Algemene Rekenkamer

Risicobeheersing HSL-Zuid

Wij hebben op verzoek van de Tweede Kamer onderzoek gedaan naar financiële en planningstechnische tegenvallers en risico's bij de aanleg en exploitatie van het Nederlandse deel van de HSL-Zuid: de snelle spoorverbinding tussen Amsterdam en Parijs.

Wij hebben onderzocht welke tegenvallers zich sinds 2002 rond het HSL-project hebben voorgedaan, welke nieuwe risico's er bij zijn gekomen en hoe deze risico's door de minister van VenW zijn c.q. worden beheerst. Verder zijn we nagegaan of de Tweede Kamer goed over de tegenvallers en de risico's is geïnformeerd.

Conclusies
Het project HSL-Zuid heeft vanaf de start in 1999 te maken gehad met tegenvallers die van invloed waren op zowel de planning als de financiën. De door het Ministerie van VenW gekozen contracteringsstrategie - uitbesteding aan marktpartijen van de aanleg, het beheer en de exploitatie van de HSL-Zuid - heeft het adequaat beheersen van deze tegenvallers en risico's bemoeilijkt.

Ofschoon in de contracten was vastgelegd dat risico's verbonden met aanleg, onderhoud en exploitatie van de spoorlijn bij de marktpartijen zouden liggen, zijn er grote financiële risico's bij de Staat gebleven. Bij te late oplevering van de onderbouw of de bovenbouw van de spoorlijn bijvoorbeeld, draagt de Staat de hieruit voortvloeiende schade. Deze afhankelijkheid van derden heeft de Staat beperkt in haar mogelijkheden om effectief te sturen op tal van risico's.

Verder heeft de verantwoordelijkheidsverdeling binnen het Ministerie van VenW ertoe geleid dat het risicomanagement onvoldoende van bovenaf werd aangestuurd. De overleggen met de gecontracteerde marktpartijen speelden zich af in twee `werelden': het directoraat-generaal Personenvervoer en Rijkswaterstaat. Daardoor ontbrak het aan een overkoepelende regie voor de benadering van High Speed Alliance, de gecontracteerde vervoerder.

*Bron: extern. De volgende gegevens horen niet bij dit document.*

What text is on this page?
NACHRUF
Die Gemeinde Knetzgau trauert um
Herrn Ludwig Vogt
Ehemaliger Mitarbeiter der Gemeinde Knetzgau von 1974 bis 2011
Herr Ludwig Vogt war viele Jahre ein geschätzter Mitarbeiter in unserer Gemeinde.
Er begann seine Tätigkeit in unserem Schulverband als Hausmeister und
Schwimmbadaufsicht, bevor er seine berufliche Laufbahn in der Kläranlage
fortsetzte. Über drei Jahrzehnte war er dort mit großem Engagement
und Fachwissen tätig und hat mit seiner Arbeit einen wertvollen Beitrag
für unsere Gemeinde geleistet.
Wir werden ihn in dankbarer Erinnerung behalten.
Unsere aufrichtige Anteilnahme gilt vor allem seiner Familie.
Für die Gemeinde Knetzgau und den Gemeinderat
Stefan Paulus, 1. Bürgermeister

Ook de exploitatiefase van de HSL-Zuid, die in 2008 aanvangt, kent veel onzekerheden en risico's. Deze betreffen de startdatum van het personenvervoer (de tijdige beschikbaarheid van de hogesnelheidstreinen is onzeker), de kwaliteit van de dienstverlening (er bestaat twijfel over de punctualiteit van het HSL-vervoer) en de financiële opbrengsten (de reizigersaantallen vallen mogelijk lager uit dan bij het sluiten van de concessieovereenkomst door High Speed Alliance werd verondersteld). De beheersing van deze risico's en onzekerheden in de exploitatiefase is niet goed geregeld. Zo heeft het Ministerie van VenW geen actueel en volledig overzicht van alle risico's. Ook zijn er geen beheersmaatregelen opgesteld om risico's waar nodig te verkleinen.

De Tweede Kamer is in de aanlegfase van de HSL tijdig, volledig en juist door de minister van VenW geïnformeerd over de risico's. Op een enkel punt had de informatievoorziening beter gekund: de begin 2007 verstrekte prognose voor de start van het personenvervoer per december 2007 gaf een te optimistisch beeld. Over de risico's in de exploitatiefase is de Tweede Kamer minder goed geïnformeerd. De Kamer heeft weliswaar informatie gekregen over ontwikkelingen rond het vervoer, maar over de risico's voor de Staat is weinig gerapporteerd. De Kamer had ingelicht moeten worden over de uitkomsten van het onderzoek naar de punctualiteit van de HSL-Zuid.

Aanbevelingen
De minister van VenW zou met het oog op toekomstige infrastructuurprojecten de keuze voor aanbesteding aan marktpartijen kritisch moeten evalueren. In zo'n evaluatie moet aandacht uitgaan naar de organisatie van deskundig opdrachtgeverschap, de onderlinge afhankelijkheid van partijen, de noodzaak om te kunnen inspelen op veranderende omstandigheden en de onvermijdbare (financiële) betrokkenheid van de Staat. Verder zou de minister bij toekomstige infrastructuurprojecten moeten zorgen voor eenduidige aansturing vanuit het ministerie. Ten slotte zou de minister zo spoedig mogelijk een risicomanagementsysteem voor de exploitatiefase moeten ontwikkelen.

Reactie minister
De minister van VenW onderschrijft onze conclusies op hoofdlijnen en neemt al onze aanbevelingen over.

Stand van zaken
Het rapport is op 20 juni 2007 naar de Tweede Kamer gestuurd.